La plupart des mutations sont acquises (somatiques) au cours de la transformation tumorale. Cependant, certaines sont présentes dès la conception (mutations constitutionnelles, ou encore germinales) et expliquent les prédispositions génétiques aux cancers. Ces mutations germinales touchent le plus souvent les gènes suppresseurs de tumeurs, et comme on le verra parfois, certains oncogènes. Elles peuvent également toucher les gènes de surveillance/réparation de l’ADN, augmentant l'instabilité génétique cellulaire. En augmentant de façon aléatoire le nombre de mutations, le risque de mutation dans des gènes oncogènes ou suppresseurs de tumeurs augmente et, par là, la probabilité de voir émerger un processus tumoral.

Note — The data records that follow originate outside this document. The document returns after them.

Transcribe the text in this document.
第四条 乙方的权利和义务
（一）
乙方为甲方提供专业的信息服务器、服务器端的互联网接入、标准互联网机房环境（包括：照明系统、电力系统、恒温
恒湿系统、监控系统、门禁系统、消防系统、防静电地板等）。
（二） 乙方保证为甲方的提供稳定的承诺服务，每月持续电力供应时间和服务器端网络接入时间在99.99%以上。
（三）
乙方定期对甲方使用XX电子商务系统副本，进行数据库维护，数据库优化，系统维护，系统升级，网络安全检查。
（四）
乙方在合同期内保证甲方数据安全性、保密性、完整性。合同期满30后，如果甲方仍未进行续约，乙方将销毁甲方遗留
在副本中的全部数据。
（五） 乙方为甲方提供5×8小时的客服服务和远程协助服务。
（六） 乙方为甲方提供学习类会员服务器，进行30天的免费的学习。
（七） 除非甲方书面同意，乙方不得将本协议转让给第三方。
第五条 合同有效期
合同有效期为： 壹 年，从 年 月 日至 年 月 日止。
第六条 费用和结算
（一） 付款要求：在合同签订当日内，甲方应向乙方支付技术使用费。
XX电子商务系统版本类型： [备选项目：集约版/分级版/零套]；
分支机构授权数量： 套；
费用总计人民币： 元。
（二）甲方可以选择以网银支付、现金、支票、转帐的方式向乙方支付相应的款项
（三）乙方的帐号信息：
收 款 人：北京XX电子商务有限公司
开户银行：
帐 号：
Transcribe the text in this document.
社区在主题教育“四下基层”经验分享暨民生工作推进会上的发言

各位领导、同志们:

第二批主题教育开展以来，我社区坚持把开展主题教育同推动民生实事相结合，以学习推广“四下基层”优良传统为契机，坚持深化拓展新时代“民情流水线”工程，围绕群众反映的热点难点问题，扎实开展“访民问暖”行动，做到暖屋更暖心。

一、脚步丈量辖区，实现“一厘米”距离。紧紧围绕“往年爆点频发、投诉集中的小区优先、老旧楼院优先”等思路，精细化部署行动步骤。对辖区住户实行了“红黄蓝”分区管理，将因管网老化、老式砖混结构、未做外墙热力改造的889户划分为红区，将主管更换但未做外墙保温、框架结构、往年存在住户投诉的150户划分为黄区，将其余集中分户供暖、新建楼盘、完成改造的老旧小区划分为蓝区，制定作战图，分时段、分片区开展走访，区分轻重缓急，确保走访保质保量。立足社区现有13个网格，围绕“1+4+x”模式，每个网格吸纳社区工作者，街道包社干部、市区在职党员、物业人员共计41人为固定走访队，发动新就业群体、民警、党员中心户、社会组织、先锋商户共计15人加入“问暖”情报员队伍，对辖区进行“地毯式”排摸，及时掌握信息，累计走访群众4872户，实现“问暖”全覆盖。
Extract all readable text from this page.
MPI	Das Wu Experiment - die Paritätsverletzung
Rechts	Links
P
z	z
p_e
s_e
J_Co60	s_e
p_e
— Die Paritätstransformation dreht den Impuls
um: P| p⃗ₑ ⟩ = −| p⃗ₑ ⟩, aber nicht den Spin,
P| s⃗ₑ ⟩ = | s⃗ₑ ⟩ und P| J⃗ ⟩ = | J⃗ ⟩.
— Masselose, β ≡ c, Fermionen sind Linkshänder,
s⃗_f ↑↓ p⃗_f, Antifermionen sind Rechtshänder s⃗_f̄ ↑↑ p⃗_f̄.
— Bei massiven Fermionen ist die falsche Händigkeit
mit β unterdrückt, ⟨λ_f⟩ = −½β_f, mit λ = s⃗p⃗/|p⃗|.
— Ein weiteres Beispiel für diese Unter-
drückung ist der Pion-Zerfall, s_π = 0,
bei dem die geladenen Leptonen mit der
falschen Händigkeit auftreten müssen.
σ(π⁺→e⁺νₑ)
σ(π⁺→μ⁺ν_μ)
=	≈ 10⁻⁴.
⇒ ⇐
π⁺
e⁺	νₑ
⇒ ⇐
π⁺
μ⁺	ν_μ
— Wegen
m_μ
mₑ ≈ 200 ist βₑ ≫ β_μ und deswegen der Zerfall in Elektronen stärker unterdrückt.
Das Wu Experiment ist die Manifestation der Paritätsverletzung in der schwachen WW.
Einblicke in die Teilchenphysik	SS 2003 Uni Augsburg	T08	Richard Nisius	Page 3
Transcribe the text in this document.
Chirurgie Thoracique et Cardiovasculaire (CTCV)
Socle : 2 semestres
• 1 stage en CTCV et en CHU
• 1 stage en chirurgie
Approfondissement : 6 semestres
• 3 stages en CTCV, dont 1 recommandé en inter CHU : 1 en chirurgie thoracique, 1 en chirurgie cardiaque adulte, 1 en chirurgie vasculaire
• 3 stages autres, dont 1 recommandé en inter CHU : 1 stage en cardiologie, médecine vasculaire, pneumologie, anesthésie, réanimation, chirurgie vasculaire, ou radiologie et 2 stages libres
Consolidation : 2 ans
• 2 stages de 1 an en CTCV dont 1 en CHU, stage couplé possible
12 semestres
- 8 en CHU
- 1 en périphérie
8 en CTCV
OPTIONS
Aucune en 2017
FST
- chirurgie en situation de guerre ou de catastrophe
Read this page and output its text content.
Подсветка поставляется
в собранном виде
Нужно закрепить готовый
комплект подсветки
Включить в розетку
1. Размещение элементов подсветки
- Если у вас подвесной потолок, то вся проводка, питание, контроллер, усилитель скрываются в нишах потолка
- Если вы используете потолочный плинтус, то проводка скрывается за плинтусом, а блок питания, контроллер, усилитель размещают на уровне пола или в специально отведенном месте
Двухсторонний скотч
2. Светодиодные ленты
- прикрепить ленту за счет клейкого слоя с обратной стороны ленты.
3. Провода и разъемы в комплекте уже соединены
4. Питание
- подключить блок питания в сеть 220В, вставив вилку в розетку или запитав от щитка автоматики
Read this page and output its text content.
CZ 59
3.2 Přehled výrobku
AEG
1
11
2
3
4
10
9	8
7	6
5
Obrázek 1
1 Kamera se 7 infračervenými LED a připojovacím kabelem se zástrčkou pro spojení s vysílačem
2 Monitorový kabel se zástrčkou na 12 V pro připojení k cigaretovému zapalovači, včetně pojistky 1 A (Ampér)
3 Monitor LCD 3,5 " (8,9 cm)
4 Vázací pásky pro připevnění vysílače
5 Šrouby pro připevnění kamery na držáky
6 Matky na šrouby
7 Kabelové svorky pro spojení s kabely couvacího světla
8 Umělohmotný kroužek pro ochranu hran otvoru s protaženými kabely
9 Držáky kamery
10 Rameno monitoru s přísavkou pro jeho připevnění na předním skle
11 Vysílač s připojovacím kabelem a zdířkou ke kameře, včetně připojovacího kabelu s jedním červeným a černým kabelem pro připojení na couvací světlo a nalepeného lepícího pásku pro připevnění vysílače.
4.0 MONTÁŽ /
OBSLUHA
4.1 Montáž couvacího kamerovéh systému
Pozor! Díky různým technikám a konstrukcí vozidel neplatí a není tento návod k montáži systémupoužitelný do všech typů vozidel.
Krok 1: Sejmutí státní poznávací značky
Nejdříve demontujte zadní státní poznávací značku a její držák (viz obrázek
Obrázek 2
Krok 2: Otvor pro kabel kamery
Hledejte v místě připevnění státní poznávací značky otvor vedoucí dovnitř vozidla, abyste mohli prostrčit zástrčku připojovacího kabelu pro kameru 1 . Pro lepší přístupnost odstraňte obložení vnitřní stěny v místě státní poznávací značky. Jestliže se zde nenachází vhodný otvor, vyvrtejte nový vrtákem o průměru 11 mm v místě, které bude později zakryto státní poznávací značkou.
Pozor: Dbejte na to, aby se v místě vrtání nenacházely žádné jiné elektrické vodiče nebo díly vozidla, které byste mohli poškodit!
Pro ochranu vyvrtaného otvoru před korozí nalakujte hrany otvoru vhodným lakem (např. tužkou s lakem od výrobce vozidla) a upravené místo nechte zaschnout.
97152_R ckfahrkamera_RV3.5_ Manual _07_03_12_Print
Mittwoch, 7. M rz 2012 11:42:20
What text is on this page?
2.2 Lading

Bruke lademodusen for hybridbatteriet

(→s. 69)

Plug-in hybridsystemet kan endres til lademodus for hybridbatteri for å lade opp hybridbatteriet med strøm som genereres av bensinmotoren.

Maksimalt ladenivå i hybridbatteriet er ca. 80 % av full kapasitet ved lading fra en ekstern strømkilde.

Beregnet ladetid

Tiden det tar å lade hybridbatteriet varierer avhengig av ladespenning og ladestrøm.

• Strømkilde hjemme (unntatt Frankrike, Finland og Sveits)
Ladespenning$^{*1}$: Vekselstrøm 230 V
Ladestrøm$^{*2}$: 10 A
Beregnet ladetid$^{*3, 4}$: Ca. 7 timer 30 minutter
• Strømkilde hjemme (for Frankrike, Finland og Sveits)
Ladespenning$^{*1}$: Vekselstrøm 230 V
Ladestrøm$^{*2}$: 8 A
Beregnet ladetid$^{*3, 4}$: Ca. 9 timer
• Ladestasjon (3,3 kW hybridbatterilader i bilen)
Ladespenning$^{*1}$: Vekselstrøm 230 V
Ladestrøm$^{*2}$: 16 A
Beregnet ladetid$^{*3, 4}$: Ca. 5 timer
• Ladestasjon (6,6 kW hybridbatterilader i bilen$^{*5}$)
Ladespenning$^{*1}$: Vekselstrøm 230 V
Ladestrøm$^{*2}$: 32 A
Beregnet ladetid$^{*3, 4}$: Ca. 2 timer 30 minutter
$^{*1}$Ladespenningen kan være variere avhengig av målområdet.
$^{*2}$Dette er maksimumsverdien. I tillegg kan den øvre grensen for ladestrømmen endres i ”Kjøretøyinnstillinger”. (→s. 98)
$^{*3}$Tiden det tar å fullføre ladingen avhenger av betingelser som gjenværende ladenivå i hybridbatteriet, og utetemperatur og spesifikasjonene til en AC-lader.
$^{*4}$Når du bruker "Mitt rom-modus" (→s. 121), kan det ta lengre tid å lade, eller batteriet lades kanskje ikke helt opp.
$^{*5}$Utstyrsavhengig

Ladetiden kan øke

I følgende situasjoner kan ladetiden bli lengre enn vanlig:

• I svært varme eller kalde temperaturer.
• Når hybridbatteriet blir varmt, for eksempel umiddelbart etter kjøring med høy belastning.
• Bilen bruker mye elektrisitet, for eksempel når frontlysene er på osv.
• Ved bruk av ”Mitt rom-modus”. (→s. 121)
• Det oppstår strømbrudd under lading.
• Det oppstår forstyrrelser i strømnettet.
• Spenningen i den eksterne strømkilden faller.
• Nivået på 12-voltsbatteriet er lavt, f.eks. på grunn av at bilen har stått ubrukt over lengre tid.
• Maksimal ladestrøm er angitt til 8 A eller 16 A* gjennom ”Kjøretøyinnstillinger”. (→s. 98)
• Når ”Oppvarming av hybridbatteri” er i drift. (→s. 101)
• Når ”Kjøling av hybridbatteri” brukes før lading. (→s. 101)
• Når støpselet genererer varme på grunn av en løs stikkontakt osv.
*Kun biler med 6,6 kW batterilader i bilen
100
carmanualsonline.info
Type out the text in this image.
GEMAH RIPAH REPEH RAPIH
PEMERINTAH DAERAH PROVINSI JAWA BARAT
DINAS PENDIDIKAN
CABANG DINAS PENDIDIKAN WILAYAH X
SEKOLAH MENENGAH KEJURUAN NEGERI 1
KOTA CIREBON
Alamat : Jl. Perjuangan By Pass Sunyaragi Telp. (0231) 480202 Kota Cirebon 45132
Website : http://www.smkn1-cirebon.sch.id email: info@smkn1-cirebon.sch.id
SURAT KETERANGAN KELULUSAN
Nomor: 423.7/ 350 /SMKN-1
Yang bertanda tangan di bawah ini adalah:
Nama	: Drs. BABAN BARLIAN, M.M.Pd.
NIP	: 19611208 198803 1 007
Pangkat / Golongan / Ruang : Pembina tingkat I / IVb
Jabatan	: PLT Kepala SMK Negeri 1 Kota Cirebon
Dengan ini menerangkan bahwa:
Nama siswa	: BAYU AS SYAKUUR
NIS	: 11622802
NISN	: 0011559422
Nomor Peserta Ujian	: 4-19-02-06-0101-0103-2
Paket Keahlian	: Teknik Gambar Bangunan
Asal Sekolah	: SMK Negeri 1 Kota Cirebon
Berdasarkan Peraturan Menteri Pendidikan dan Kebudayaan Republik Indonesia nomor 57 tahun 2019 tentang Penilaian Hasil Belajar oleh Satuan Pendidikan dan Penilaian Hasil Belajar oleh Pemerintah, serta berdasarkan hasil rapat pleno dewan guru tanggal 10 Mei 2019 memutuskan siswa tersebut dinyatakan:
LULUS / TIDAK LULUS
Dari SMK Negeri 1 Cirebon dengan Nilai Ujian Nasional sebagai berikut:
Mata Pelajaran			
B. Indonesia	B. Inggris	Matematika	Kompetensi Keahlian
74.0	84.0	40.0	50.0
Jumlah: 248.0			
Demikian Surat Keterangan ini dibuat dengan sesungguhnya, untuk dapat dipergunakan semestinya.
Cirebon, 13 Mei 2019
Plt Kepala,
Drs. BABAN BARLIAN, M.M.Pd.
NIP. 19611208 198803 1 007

La notion de prédisposition génétique au(x) cancer(s) est une notion relative. Elle correspond à une augmentation du risque de cancers ou d’un cancer donné d’une personne mesurée par rapport au risque moyen de la population générale ou plus précisément par rapport aux personnes non porteuses d’un marqueur génétique donné. Il s’agit de la mesure d’un risque relatif. Autrement dit, si on revient au processus biologique de la transformation cellulaire, il s’agit de situations où le quota de mutations nécessaires à la transformation cellulaire est atteint plus rapidement par rapport à la moyenne générale. Ainsi lorsqu’une mutation d’un gène clé du processus tumoral est constitutionnelle, une étape est déjà franchie. L’archétype en est la prédisposition au rétinoblastome : l’inactivation des deux allèles du gène RB1 est nécessaire (mais pas suffisante) à la transformation tumorale des neuroblastes de la rétine du jeune enfant. Dans plus de 60% des cas, l’atteinte est unilatérale et survient après l’âge de 12 mois. Dans la plupart de ces cas, les deux mutations ont été acquises. En revanche, dans .près de 40% des cas, l’atteinte est bilatérale et survient avant l’âge de 12 mois et dans près de 10% des cas (25% des cas bilatéraux) l’un des deux parents a été atteint dans l’enfance. Chez ces enfants, l’une des deux mutations du gène RB1 est constitutionnelle, l’autre est somatique. Cette hypothèse développée par Knudson et complétée par Comings, a été confirmée avec l’identification du gène RB1 en 1986 par Friend [1,8] [9]. Il faut souligner que ce type de prédisposition aux cancers obéit à une transmission familiale dominante alors que l'action de ces gènes est récessive au niveau cellulaire.